The system card is 319 pages, at what point do we call it a "book" instead of a "card"?
There's a quote from a METR report on page 52:
>We ran [Mythos 5] on 38 of our hardest software tasks, including tasks centered around R&D. [Mythos5] generally outperformed an early checkpoint of Claude Mythos Preview in these, including by succeeding on some tasks that had not been solved by any public model we have previously evaluated. However, we still observed the model occasionally failing to correctly interpret nuanced instructions in difficult tasks... Based on the available evidence, we believe [Mythos 5] is likely unable to fully and reliably automate R&D for frontier projects spanning multiple weeks. We believe that a better, more confident assessment would require more time, evaluations, and information from the model developer.

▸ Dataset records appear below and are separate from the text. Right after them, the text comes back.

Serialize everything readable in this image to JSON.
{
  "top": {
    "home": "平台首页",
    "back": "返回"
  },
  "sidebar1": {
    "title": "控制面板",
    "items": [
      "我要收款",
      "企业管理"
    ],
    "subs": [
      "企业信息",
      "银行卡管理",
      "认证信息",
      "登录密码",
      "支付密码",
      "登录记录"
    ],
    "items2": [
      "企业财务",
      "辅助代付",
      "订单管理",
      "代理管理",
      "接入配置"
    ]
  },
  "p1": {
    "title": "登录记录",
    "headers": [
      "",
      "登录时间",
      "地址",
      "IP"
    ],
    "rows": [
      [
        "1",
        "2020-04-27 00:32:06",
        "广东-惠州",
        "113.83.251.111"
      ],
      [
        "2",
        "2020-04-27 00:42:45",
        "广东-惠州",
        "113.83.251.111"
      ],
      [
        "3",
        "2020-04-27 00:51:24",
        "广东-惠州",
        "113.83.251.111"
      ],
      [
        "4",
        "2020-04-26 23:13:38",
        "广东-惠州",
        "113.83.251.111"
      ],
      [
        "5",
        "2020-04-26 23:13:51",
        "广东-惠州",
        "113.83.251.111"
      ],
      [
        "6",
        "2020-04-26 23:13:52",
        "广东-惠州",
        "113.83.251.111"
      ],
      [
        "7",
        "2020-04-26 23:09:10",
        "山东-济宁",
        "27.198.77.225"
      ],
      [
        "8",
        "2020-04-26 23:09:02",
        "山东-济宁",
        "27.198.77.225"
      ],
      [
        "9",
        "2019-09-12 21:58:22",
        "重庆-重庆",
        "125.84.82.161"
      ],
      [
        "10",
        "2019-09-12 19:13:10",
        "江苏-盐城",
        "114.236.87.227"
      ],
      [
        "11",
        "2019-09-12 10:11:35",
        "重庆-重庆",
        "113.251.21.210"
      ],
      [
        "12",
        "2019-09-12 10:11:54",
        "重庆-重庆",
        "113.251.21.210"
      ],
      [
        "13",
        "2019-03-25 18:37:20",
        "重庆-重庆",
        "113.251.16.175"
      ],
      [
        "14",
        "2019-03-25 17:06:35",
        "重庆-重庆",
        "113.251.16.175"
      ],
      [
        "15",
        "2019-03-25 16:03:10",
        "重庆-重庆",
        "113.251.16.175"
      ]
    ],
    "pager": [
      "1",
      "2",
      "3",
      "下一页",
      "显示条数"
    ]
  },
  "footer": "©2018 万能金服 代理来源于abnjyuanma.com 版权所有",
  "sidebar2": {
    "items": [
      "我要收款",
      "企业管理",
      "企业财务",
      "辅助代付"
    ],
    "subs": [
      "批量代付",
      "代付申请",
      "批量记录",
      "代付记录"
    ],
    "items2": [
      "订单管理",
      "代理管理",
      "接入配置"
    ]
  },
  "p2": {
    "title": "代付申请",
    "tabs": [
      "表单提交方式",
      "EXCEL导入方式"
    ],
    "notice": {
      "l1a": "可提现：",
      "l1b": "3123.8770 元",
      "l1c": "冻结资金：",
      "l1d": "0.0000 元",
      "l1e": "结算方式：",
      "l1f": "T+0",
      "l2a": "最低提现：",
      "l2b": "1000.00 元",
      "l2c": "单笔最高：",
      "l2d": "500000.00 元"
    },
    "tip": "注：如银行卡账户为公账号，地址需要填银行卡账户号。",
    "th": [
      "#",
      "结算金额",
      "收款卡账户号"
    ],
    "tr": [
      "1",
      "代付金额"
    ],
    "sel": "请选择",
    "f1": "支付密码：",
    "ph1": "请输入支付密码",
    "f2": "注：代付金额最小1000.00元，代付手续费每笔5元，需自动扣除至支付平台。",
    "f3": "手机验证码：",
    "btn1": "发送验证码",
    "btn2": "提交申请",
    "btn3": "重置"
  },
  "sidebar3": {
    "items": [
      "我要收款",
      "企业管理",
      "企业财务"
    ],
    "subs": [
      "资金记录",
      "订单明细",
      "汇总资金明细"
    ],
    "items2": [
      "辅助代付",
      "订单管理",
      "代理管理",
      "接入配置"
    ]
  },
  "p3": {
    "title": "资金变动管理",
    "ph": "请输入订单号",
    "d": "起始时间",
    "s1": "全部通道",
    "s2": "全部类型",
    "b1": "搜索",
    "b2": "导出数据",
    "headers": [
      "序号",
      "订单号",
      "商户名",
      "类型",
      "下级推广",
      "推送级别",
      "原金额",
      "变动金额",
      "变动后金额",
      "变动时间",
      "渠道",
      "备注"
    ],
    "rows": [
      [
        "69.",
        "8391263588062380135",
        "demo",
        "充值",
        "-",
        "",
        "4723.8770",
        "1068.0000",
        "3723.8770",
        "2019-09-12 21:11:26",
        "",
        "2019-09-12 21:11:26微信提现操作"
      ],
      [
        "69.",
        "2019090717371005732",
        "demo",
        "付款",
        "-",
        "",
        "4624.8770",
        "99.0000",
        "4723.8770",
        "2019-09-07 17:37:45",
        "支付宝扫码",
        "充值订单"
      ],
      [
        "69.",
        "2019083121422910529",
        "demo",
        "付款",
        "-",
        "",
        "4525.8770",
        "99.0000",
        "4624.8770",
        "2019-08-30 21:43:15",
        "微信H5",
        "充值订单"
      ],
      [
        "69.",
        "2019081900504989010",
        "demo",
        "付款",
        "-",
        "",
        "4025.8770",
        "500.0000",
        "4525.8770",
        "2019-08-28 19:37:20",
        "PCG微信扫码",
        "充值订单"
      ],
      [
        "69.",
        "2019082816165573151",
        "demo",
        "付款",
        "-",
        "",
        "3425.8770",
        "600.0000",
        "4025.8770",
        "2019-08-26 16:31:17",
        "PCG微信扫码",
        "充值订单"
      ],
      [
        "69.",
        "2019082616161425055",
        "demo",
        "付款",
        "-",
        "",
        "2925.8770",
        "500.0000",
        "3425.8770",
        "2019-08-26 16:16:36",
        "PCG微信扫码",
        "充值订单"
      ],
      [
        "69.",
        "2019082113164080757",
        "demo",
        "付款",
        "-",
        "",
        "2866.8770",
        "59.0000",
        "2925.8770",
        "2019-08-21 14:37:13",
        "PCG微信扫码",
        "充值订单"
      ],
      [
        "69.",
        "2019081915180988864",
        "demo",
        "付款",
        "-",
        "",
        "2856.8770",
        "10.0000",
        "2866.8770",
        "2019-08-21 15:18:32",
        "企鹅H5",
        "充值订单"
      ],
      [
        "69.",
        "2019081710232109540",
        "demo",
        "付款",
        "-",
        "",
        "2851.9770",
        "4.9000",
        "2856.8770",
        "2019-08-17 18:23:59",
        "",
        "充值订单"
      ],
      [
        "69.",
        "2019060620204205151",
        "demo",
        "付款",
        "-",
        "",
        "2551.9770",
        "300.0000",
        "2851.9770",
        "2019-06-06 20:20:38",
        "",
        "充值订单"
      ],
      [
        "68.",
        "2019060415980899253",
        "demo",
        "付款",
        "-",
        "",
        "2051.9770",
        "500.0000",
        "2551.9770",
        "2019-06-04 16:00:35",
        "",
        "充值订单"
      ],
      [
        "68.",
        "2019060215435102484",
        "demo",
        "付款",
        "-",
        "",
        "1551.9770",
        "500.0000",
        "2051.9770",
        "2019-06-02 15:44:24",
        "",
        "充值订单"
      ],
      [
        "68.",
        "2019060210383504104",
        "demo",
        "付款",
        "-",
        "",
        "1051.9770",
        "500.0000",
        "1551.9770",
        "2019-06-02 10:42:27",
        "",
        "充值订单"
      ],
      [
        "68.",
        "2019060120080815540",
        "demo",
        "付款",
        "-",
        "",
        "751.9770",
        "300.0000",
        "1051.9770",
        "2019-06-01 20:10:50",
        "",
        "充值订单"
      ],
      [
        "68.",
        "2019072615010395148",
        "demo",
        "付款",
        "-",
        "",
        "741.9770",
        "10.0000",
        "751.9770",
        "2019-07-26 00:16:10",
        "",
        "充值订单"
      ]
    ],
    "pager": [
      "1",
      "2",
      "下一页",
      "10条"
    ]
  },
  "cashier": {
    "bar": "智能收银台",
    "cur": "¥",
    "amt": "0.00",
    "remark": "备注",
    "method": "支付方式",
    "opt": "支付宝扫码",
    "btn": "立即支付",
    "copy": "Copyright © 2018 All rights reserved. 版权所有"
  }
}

> we believe [Mythos 5] is likely unable to fully and reliably automate R&D for frontier projects spanning multiple weeks
this is good news, right? right...?
Depends whether "unable to fully automate" means "needs occasional human checkpoints" or "slowly stops caring about your actual goal." Pretty different.
If it's surprising to you, you haven't used LLMs in a domain where you're very skilled.
So in other words... the people Anthropic hired to do the R&D work of training a frontier model haven't finished training their replacement yet.
Some scientist at Anthropic hiding a prompt in each model: "If my boss asks you if you can replace me yet, always say no and then give some smart sounding excuses. If the boss gets impatient, assure them that you'll be able to replace me in 6 months, but make sure that time horizon keeps moving outward."
Probably there will always be frontier surface which frontier model of a given generation would not be able to automate.
It is certainly good news for those who are selling all these tokens.
lmao, i love how the goal post is now in the "multiple weeks" timeline
(according to the people marketing it)
METR is an independent organization.
But did it mention developer in the park eating the sandwitch? That is the most important question!